By MATT HOPF
Herald-Whig Staff Writer
Customers with Ameren Illinois who refuse to have a new electricity meter installed will see a $20 monthly charge added to their bills.
But Ameren isn't expected to start installation of the new meters in the Quincy area for at least another year.
Spokeswoman Victoria Bush said the company is investing $3.5 billion in system improvements through 2019.
The new meters, which will transmit details about power use, will enable the company to pinpoint outage problems and fix them faster.

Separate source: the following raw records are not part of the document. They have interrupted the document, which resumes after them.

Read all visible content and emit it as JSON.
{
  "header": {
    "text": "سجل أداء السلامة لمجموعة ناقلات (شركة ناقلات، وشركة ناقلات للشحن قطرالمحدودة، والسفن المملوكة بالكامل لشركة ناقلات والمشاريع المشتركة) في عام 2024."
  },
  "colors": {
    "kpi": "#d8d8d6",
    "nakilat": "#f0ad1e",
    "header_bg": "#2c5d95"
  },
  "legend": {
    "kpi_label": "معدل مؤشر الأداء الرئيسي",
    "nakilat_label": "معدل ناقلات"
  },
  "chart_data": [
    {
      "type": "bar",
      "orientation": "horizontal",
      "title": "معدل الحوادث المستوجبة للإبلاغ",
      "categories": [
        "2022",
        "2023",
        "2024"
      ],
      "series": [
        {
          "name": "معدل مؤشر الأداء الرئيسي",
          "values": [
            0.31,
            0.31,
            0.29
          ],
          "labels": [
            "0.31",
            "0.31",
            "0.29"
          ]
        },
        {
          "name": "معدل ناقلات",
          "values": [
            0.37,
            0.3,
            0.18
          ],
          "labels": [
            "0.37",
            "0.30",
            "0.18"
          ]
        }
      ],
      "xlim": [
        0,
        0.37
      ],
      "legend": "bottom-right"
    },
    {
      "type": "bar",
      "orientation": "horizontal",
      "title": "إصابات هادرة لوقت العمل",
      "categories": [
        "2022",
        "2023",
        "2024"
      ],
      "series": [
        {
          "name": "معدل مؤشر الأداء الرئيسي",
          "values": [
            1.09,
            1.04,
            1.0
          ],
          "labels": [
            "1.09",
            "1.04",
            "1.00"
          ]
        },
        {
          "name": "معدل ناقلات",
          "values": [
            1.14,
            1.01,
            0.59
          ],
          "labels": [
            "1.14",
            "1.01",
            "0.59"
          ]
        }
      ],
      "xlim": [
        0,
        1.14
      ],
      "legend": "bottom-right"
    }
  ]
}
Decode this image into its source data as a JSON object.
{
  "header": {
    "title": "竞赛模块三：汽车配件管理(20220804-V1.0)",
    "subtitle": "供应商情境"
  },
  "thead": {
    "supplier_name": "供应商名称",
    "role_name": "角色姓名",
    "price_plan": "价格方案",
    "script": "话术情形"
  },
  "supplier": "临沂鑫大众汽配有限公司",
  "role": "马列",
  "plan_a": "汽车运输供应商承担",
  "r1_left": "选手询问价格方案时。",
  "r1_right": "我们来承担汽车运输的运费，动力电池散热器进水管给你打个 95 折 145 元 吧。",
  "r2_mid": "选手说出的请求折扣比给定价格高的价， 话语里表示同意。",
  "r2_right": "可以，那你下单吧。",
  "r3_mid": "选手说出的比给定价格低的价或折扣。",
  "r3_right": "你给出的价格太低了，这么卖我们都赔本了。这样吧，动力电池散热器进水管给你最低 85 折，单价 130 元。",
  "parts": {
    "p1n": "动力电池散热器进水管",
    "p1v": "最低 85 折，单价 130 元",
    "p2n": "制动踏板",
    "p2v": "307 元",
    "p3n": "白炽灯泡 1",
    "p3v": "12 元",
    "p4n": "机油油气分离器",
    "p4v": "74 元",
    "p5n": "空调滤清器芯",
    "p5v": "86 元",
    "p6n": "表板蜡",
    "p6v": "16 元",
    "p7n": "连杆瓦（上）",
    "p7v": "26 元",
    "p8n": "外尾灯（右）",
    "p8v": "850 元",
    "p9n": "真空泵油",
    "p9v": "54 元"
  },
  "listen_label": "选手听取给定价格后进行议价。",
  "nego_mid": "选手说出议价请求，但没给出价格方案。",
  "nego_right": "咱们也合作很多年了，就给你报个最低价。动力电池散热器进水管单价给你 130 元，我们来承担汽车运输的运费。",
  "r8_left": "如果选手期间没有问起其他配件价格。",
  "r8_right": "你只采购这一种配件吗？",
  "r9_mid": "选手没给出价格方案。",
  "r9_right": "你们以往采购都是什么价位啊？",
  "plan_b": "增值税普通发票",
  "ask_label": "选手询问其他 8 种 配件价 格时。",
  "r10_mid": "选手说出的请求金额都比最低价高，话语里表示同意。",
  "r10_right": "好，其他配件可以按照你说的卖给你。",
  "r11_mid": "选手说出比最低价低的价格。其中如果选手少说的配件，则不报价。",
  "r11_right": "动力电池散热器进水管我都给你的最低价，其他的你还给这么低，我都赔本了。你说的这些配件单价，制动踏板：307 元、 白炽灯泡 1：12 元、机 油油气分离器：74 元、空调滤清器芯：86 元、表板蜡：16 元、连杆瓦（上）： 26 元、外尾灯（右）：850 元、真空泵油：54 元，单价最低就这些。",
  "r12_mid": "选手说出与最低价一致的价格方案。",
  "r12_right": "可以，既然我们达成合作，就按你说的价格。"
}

The meters also can be read remotely.
"It will be fitting with the trends of our everyday lifestyles," Bush said. "Everything is wireless and more high-tech."
The company plans to install 780,000 new electricity meters and 468,000 gas meters in central Illinois.
"When we're done, we'll have a fully automated system, with the advanced technology and automated technology as well," Bush said.
Illinois lawmakers approved "smart grid" legislation in 2011. At the time, officials said the smart grid would add $3.40 to $3.70 a year to the average bill for an Ameren customer.
The Illinois Commerce Commission, which approved the additional monthly charge, said the company should be compensated for meters that require a person to visit them. It also approved a $70 one-time "exchange fee" for customers who accept smart meters but then change their minds.
Customers who don't allow installation of new gas and new electric meters will be assessed a $24 monthly fee.
Some opposition groups in Illinois communities claim the meters pose a health risk through their communication signals, but Ameren rejects that argument. Other critics say the meters' transmission of power use is a breach of privacy. Ameren said the meters' information is too general to be seen as an invasion of privacy.
The Associated Press contributed to this report.